I’m just going to throw this out there — did you ever think that maybe, just maybe, that the world isn’t filled with the stupid or conspiratorial, but that you just haven’t got things right? The example with Mr. Orange only takes a few minutes to physically set up and understand. There are all of these marvelous pictures in astronomy textbooks that can help as well, but of course you are likely not willing to invest any money in an actual reference that could help you understand. Otherwise you would no doubt have already read things like this:
http://aa.quae.nl/en/antwoorden/getijden.html
with all sorts of interesting real science in them. Or you could look at online pictures like this one:
http://www.astro.cornell.edu/academics/courses/astro201/sidereal.htm
that pretty much says it all, from an approximately inertial frame reference point.
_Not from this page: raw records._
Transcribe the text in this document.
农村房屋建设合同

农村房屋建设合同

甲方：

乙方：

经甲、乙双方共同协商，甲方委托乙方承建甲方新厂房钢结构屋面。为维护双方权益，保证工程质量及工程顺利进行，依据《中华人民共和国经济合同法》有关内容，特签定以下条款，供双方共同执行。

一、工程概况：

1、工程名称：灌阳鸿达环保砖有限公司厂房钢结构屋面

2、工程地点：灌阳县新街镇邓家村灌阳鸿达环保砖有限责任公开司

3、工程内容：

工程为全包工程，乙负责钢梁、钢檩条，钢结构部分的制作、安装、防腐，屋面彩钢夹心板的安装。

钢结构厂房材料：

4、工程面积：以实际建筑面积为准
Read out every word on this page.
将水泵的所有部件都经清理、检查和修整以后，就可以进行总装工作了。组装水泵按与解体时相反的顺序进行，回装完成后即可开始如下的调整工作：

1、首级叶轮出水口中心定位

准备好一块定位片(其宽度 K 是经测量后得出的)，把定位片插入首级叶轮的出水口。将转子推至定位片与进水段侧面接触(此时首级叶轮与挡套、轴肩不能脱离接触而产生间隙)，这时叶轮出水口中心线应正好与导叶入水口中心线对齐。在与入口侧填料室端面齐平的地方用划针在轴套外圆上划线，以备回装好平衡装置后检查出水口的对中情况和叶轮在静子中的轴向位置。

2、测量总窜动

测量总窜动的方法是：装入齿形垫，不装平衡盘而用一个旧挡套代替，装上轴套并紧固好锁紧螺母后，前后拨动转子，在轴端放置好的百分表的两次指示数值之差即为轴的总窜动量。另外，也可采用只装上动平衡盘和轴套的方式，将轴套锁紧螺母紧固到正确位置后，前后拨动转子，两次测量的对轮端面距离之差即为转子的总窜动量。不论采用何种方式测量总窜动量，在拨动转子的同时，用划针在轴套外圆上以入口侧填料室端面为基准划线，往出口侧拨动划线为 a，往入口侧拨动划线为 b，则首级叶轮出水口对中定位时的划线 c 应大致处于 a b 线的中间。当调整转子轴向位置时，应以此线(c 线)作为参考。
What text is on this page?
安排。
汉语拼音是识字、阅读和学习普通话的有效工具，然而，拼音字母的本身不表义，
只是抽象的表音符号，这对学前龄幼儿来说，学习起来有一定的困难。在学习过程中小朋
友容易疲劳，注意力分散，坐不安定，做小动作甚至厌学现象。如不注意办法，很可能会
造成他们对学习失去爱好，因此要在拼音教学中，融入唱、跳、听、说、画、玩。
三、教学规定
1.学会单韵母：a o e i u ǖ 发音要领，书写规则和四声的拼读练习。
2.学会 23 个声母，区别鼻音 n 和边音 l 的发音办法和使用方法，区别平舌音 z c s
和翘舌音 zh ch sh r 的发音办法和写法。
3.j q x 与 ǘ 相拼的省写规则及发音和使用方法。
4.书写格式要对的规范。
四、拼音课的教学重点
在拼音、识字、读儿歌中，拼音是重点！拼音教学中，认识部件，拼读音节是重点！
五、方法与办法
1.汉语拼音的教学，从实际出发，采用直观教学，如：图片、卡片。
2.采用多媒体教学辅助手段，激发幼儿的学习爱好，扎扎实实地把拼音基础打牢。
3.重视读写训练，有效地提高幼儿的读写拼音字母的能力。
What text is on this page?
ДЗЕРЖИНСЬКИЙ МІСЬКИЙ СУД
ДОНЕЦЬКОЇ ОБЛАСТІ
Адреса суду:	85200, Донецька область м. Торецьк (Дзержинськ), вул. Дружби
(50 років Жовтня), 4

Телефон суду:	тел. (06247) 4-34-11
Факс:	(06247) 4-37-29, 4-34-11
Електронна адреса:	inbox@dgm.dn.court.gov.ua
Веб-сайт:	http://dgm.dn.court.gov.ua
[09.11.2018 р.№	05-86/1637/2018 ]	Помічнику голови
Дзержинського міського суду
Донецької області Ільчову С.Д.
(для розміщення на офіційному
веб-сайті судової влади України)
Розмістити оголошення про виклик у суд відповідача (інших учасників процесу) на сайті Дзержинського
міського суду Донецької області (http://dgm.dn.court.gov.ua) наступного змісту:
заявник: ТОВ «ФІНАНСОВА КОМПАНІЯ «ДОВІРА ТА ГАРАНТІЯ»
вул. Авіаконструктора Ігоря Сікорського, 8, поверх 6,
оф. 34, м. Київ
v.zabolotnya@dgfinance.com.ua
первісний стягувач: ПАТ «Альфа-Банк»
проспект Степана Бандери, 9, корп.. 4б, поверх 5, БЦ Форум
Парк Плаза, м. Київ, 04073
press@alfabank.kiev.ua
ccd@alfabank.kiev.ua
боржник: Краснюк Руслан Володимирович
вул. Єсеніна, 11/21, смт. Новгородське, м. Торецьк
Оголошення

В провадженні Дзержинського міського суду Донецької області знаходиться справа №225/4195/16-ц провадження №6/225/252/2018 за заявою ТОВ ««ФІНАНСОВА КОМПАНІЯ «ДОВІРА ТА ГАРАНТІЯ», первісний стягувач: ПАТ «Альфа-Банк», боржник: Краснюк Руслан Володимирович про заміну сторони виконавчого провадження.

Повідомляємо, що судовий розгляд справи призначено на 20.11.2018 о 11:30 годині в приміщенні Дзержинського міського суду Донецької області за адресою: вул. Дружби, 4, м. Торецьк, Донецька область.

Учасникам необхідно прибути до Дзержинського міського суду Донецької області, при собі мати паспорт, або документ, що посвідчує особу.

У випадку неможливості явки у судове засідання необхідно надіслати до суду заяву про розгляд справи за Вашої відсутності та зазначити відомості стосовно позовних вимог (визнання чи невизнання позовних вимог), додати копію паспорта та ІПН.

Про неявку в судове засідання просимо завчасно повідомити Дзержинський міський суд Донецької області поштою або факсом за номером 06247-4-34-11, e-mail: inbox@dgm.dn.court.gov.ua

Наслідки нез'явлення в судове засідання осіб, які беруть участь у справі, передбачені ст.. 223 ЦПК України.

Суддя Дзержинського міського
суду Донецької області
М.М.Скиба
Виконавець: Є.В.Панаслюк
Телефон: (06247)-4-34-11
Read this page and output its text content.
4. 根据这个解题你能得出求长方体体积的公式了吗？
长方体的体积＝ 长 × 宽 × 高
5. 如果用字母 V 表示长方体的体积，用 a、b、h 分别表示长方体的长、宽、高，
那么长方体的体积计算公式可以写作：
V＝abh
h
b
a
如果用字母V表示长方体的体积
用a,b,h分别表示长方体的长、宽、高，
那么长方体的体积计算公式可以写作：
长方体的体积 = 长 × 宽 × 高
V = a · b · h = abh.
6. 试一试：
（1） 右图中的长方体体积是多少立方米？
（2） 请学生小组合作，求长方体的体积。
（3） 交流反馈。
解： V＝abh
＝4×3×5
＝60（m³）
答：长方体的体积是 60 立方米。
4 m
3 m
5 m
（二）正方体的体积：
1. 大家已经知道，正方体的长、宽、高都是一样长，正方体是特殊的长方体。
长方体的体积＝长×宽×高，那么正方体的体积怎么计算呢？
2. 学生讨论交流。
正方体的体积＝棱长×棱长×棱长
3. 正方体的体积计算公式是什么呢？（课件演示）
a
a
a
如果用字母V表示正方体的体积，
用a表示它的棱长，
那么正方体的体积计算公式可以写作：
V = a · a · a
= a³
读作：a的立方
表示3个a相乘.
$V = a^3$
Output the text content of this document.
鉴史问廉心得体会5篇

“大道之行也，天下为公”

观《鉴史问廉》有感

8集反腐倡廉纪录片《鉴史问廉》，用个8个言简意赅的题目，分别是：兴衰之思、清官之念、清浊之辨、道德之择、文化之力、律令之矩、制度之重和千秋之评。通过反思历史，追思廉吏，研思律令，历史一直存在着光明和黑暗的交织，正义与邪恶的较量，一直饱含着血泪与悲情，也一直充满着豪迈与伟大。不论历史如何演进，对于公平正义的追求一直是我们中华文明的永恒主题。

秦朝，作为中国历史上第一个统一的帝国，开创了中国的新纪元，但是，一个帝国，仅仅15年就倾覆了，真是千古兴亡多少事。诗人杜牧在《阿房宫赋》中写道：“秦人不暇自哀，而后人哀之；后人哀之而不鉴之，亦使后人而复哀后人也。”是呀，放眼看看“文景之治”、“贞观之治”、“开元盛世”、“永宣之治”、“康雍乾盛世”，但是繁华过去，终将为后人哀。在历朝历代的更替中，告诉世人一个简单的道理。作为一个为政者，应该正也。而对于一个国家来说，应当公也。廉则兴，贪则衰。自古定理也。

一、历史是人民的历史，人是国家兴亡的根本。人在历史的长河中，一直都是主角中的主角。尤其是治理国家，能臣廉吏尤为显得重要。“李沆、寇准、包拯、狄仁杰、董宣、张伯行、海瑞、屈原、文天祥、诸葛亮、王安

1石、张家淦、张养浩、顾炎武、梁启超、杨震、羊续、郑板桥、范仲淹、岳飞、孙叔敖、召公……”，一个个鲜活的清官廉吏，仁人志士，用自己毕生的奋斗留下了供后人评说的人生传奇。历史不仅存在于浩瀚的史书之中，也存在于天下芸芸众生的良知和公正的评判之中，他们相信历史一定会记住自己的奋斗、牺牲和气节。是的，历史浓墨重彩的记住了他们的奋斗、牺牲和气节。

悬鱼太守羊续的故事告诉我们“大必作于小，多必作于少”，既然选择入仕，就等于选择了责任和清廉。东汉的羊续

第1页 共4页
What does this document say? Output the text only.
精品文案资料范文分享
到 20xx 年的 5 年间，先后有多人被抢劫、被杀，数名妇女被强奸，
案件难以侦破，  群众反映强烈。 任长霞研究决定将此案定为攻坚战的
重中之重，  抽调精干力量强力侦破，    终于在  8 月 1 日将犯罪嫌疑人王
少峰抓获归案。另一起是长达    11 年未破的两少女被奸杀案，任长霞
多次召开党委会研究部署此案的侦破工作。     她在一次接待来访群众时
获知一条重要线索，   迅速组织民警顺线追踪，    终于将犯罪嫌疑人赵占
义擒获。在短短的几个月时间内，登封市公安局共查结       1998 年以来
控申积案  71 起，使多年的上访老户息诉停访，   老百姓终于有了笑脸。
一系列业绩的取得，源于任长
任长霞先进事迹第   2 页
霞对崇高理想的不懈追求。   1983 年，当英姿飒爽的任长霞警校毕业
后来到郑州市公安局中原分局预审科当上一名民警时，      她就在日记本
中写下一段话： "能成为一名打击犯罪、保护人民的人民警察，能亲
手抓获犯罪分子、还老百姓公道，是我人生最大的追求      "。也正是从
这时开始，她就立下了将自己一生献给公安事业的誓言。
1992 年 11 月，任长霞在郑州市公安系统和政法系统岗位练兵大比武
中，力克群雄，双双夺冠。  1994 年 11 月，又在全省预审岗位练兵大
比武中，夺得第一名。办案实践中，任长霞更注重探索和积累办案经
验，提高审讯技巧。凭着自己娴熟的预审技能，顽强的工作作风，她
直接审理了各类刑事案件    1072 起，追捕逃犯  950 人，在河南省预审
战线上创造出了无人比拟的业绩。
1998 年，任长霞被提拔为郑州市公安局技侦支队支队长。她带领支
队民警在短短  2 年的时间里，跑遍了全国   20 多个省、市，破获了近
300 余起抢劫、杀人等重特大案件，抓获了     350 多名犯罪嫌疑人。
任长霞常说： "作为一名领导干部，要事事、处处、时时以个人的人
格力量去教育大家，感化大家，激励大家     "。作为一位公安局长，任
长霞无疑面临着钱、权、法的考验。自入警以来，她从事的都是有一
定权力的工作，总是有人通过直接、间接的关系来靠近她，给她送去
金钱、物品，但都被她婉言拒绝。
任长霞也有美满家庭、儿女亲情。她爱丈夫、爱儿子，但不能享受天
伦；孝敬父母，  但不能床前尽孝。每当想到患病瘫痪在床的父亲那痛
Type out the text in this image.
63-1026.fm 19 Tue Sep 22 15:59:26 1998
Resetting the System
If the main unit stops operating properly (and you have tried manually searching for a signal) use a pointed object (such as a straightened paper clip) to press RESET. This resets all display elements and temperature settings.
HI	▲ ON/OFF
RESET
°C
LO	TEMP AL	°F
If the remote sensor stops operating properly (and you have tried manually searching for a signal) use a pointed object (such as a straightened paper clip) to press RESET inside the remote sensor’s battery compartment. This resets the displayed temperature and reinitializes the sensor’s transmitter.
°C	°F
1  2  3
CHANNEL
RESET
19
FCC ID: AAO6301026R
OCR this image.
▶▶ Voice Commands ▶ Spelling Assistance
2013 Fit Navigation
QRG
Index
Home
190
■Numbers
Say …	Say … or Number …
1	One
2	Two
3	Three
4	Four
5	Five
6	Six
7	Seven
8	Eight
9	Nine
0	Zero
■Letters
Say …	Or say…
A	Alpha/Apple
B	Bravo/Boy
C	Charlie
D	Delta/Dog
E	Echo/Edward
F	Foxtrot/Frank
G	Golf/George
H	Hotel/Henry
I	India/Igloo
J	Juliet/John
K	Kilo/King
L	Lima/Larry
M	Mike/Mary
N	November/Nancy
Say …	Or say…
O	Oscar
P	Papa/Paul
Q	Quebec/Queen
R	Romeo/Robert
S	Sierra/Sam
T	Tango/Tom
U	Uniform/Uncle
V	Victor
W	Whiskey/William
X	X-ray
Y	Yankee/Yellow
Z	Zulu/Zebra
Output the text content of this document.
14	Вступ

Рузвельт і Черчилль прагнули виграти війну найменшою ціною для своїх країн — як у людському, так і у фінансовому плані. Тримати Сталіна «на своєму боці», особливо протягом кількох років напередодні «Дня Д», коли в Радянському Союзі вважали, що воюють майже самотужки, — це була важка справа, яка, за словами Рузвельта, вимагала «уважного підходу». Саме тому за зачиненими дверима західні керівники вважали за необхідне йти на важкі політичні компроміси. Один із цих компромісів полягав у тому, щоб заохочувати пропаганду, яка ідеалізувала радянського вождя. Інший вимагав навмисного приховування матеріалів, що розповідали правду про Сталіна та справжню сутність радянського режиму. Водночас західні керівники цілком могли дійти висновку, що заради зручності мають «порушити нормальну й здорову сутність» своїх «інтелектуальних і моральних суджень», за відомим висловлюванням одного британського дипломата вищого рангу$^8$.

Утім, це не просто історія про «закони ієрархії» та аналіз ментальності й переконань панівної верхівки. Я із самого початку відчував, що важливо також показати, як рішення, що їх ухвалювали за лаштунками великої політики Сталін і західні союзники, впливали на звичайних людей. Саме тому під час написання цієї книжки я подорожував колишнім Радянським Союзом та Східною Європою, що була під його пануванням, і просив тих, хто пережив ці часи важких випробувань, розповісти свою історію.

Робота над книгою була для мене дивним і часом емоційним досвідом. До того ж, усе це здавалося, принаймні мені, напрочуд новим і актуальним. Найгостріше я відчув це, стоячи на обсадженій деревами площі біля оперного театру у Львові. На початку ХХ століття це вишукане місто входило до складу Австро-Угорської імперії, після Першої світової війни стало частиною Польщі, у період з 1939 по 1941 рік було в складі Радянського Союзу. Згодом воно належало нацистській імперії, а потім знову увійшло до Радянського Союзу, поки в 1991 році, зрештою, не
It explains the 360.986 degree thing (and yes, degrees suck — who cares, get over it).
I doubt that you’ll pay any attention to this — you have pretty clearly got a narcissistic personality disorder with a side helping of grandiosity going on, which is well beyond my ability to cure by simply directing you to simple pictures or presenting simple arguments. But suffice it to say that most people on the list actually do understand this — it isn’t even that difficult to understand — and that if you ever stop thinking that you have to be right because you are are, well, “you”, you can understand it too.
rgb
I’ve learned to ignore Gerald Kelleher’s incomprehensible posts and all replies to them, which really improves a comment thread’s signal-to-noise ratio. But I’m a selfish bastard, and I hate to see the intellect of people like RGB wasted on such trolls/zealots/bots when they should be wasting their intellect on me. 🙂
I haven’t seen any “Slayers” posting lately, so I assume they’ve been banned. Wouldn’t it just be simpler to ban GK, too? The only downside I can foresee is a drop in the comment stats. 🙂
[Reply: WUWT does not ban commenters for having different opinions, even if everyone else disagrees. If they start violating site Policy, that’s different. ~ mod.]
Curious George says:
January 7, 2014 at 10:36 am
(at perihelion)
Er yeah. That’s what I meant. Thanks.